Cependant, on peut dégager sans se tromper une ligne directrice qui tient à la qualification du salarié déterminant ses attributions.
Ainsi, des tâches non mentionnées dans le contrat, mais pouvant relever des attributions du salarié du fait de sa qualification, peuvent légitimement être exigées par l'employeur et le refus alors opposé par le salarié jugé fautif et passible de sanctions (arrêts Cour de cassation 9 avril 2002 - Cour de cassation 13 octobre 1982 - Cour de Cassation 17 décembre 2003).

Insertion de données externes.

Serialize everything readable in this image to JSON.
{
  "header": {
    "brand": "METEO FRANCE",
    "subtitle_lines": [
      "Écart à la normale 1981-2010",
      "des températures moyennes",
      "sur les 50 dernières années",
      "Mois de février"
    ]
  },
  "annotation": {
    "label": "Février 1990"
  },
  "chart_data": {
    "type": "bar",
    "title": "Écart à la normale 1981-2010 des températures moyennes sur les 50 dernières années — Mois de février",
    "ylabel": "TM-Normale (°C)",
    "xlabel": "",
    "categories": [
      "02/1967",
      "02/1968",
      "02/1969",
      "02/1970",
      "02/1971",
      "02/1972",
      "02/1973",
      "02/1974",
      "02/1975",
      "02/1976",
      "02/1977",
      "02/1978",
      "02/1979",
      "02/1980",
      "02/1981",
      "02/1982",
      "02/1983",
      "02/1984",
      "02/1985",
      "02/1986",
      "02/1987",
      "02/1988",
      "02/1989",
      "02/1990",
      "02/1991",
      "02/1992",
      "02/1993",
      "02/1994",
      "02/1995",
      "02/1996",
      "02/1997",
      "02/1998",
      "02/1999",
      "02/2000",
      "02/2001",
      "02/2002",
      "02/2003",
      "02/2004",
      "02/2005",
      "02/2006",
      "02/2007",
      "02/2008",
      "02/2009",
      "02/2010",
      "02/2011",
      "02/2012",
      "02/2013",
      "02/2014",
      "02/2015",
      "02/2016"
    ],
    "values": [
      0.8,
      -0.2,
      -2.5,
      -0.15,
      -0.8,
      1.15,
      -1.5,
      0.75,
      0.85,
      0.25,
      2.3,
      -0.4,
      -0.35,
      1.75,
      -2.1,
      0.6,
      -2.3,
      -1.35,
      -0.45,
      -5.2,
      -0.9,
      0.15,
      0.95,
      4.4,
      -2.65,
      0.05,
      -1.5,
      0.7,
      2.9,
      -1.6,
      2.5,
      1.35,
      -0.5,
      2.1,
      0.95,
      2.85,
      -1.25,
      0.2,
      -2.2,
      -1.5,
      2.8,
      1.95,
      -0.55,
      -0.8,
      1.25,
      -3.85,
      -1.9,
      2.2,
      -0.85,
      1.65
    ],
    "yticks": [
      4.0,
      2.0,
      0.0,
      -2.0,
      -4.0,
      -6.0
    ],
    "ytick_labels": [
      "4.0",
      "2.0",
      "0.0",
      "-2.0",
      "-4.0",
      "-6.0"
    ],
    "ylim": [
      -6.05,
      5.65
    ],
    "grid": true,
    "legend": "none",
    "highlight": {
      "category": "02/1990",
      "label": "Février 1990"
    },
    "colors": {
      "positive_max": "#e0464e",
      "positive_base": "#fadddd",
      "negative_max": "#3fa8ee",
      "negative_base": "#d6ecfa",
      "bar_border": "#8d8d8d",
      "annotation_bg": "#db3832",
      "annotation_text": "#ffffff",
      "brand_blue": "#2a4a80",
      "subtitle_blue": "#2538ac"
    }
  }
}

A l'inverse, la demande d'effectuer des tâches non contractuellement fixées et sortant du cadre de la qualification du salarié et de ses attributions ne sauraient justifier une sanction du salarié qui refuse de les accomplir (Cour de Cassation 8 janvier 1998).
Et ce, même si dans le passé le salarié a eu l'occasion ponctuellement d'exécuter de telles tâches (Cour de Cassation 18 mai 2005 Sté Clinique Conti c/ Chevalier).
Il en est ainsi aussi si les attributions du salarié sont définies par la convention collective et que les tâches demandées sortent du cadre établi (Cour de Cassation 18 janvier 2006).
On notera, pour être complet, que la qualification s'apprécie aussi par référence au travail effectivement accompli au sein de l'entreprise et non par rapport aux diplômes ou titres détenus ; de la même façon, on doit prendre en compte la position hiérarchique du salarié pour apprécier si telle tâche sollicitée entrait dans sa compétence.